2. The C-5 flight engineer helped his crew land the stricken jet safely, though it suffered so much damage it remained grounded for nearly two months. The engineer stayed in the Air Force and continues to fly as an instructor. New crewmen still learn from his experiences and sharpen their skills under his guidance.
3. The young airman at Khobar Towers now serves as a senior noncommissioned officer. He's a father, a leader in his church and community, and one of his unit's most active fliers.
All three re-upped, knowing they'd go back into harm's way. The danger was no longer an abstraction. But neither were the rewards. No other job would give them the chance to contribute so much, in places where they were needed so badly.

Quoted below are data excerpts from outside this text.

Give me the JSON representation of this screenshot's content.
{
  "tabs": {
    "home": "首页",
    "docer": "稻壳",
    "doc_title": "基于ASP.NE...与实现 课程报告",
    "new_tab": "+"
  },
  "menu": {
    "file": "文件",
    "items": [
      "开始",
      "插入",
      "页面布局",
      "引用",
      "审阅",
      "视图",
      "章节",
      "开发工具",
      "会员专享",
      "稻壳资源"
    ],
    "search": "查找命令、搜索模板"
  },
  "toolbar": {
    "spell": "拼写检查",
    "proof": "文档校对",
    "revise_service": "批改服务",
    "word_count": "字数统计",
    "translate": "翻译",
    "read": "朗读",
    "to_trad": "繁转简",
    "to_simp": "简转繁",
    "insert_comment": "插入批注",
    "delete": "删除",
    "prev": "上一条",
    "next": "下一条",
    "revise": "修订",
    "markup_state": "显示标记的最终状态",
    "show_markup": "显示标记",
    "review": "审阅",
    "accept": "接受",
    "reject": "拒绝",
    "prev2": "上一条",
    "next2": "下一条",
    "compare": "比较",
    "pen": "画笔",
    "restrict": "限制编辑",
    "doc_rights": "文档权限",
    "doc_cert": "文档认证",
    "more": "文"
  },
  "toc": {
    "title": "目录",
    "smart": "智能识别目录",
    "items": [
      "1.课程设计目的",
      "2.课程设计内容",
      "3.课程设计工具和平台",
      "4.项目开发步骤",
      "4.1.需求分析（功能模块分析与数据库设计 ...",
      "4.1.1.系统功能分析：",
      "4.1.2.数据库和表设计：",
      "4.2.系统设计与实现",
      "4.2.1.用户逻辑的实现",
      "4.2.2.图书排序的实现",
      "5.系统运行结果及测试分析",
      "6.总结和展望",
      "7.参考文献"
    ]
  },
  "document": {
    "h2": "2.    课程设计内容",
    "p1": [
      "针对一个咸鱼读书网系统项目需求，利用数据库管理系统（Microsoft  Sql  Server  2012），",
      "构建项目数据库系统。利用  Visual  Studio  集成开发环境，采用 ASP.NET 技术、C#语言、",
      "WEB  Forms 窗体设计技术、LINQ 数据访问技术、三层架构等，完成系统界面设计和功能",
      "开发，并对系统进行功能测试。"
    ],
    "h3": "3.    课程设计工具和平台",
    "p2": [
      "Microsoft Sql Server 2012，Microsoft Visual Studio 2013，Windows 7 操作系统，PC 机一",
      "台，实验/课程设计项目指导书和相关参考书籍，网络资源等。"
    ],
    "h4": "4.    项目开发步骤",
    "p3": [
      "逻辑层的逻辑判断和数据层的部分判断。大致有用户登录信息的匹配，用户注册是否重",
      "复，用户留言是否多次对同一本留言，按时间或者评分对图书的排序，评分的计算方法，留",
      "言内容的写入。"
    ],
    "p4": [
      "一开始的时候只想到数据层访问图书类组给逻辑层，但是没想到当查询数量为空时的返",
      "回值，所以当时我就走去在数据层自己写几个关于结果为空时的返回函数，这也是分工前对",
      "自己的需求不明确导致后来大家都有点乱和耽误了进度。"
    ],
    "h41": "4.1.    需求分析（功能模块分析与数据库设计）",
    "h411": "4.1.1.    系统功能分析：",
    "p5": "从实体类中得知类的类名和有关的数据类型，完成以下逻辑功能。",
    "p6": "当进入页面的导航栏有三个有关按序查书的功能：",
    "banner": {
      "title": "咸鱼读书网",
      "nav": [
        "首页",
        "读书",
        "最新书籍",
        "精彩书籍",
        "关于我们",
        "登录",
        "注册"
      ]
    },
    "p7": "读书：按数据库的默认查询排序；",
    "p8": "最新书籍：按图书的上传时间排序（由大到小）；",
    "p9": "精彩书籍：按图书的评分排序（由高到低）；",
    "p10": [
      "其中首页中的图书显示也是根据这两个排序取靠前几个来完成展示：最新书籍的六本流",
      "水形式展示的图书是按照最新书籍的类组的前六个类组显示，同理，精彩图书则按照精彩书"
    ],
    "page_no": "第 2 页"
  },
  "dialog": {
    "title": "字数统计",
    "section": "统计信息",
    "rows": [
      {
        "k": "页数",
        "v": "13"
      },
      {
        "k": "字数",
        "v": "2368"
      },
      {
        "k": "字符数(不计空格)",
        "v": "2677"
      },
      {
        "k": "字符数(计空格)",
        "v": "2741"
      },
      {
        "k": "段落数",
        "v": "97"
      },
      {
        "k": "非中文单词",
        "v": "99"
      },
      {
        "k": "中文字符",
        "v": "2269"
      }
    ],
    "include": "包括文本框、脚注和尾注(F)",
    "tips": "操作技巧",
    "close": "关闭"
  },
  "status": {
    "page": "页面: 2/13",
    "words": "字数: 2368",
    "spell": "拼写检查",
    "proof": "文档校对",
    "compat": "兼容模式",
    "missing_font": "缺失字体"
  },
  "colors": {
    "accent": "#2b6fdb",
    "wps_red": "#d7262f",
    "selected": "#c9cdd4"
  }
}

Of course, many war stories have worse endings. That's why it's so important that the public acknowledges the sacrifices of military personnel. But most war stories are retold proudly by veterans who view their military experience as the highlight of their working lives.
In the meantime, the US remains involved in two major combat zones. (To troops in Iraq, the drawdown doesn't happen until they get to leave.) Tomorrow's veterans are training today. Please think of them often. Follow the news. Join us if you can. But do not see us as victims.
Thomas W. Young is a flight engineer with the West Virginia Air National Guard and the author of "The Mullah's Storm," a novel set in wartime Afghanistan.